Quite frankly, it’s hard to keep up with this stuff, especially when the conventional wisdom seems to change every five minutes. It’s almost as if there is some cosmic conspiracy at work geared to keep you off balance all the time. Just when you think you have finally got it right, they go and change the rules on you.
Chocolate is bad for you. Chocolate is good for you. No, actually, too much chocolate is bad for you. Too much of anything is bad for you. Moderation is the key. Or maybe not. Jogging is the best way to get that heart rate going. No, jogging is murder on your knees. You might be better of walking briskly. No, interval training is the way to go.

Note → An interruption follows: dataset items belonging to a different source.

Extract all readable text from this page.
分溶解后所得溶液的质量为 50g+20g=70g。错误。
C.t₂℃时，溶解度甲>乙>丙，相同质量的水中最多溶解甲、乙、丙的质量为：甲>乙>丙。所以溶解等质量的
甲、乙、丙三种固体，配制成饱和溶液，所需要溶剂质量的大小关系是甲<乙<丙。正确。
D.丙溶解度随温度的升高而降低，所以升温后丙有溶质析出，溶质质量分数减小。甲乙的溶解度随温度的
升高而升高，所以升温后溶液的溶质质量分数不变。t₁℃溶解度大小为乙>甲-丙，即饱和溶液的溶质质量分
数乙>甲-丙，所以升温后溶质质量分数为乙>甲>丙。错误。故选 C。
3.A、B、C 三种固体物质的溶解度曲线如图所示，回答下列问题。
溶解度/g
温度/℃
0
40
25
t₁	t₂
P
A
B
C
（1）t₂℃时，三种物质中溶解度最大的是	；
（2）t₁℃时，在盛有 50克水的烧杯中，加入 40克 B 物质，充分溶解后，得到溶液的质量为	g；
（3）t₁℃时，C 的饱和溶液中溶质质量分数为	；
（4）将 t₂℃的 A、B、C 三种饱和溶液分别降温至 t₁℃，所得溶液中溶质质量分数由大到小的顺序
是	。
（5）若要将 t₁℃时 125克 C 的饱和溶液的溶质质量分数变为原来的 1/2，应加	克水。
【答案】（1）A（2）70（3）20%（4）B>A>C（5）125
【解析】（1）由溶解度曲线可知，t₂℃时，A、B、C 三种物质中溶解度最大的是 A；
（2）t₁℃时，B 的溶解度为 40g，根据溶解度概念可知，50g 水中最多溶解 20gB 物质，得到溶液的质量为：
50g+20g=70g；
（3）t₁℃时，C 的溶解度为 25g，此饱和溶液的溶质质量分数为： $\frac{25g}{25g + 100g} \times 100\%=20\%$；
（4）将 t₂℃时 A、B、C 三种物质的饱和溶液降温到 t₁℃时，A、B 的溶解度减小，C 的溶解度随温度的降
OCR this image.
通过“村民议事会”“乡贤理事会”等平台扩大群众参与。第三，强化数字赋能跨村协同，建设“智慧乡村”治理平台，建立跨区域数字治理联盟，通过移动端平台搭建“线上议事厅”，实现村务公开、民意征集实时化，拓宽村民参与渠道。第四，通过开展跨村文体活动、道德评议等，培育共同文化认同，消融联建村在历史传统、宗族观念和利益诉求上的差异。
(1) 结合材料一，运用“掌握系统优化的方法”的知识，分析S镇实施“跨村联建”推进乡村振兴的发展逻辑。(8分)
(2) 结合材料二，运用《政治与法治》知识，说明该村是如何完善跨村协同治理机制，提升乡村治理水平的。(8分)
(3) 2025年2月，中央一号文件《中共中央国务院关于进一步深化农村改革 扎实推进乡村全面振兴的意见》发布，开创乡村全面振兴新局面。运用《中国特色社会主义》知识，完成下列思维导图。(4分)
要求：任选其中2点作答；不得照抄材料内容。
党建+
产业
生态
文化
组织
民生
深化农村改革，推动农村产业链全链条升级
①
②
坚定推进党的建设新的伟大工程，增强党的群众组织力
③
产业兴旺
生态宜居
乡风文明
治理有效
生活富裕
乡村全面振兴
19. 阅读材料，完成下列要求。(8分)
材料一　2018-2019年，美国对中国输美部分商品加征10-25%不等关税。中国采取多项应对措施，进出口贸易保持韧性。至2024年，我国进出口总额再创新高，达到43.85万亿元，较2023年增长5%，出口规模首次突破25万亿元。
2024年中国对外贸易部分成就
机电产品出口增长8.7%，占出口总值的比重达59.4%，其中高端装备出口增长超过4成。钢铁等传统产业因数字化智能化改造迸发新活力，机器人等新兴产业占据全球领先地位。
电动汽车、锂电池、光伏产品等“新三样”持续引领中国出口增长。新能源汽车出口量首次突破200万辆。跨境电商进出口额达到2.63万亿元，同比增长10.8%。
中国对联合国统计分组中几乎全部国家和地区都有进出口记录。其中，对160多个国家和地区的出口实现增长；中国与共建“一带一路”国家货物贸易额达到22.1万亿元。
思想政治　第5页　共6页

Carbohydrates are the best thing to keep your energy levels high. No, it’s complex carbohydrates actually. Hang on a minute, maybe you’d be better off with meat protein. Wait, make that lean protein. Stick to egg whites rather than yolk – that may throw your cholesterol out of whack. No, maybe there’s nothing wrong with egg yolk after all. Or maybe there is. Thus it goes. So, no matter what you do, you can be pretty darn sure that you will have something to feel guilty about. It’s almost as if guilt has become part of the human condition.
And then, there are all the things that you know that you really should do but keep postponing because, frankly, it's such a chore. You know you should visit Grandma with a nice box of chocolates or a home-made cake. But somehow you never seem to get around to actually doing it. You know you should call your parents and check how they are doing now that Dad has retired (and is probably getting on Mom’s nerves). You should check in with the friend who is recovering from a long illness, call on the neighbour who lost his wife, commiserate with the cousin who got sacked.
But the days are long and the evenings are full and somehow all this stuff falls off your radar screen. Yet, that nagging feeling persists. You know you should. You know you haven’t. And the guilt stays with you like a nagging itch that will not go away, no matter how long you scratch at it.
And then, there’s that special kind of guilt that women seem to revel in. I should have had my kids while I was still in my 20s. I should have breast-fed them longer. I should supervise their homework more regularly. I should make nutritious soup from scratch every evening. Am I neglecting my family because of my work? Or am I neglecting my work because of my family? Whichever way you look at it, you simply can’t win this guilt game. It’s a bad business, and I have a feeling it’s only going to get worse.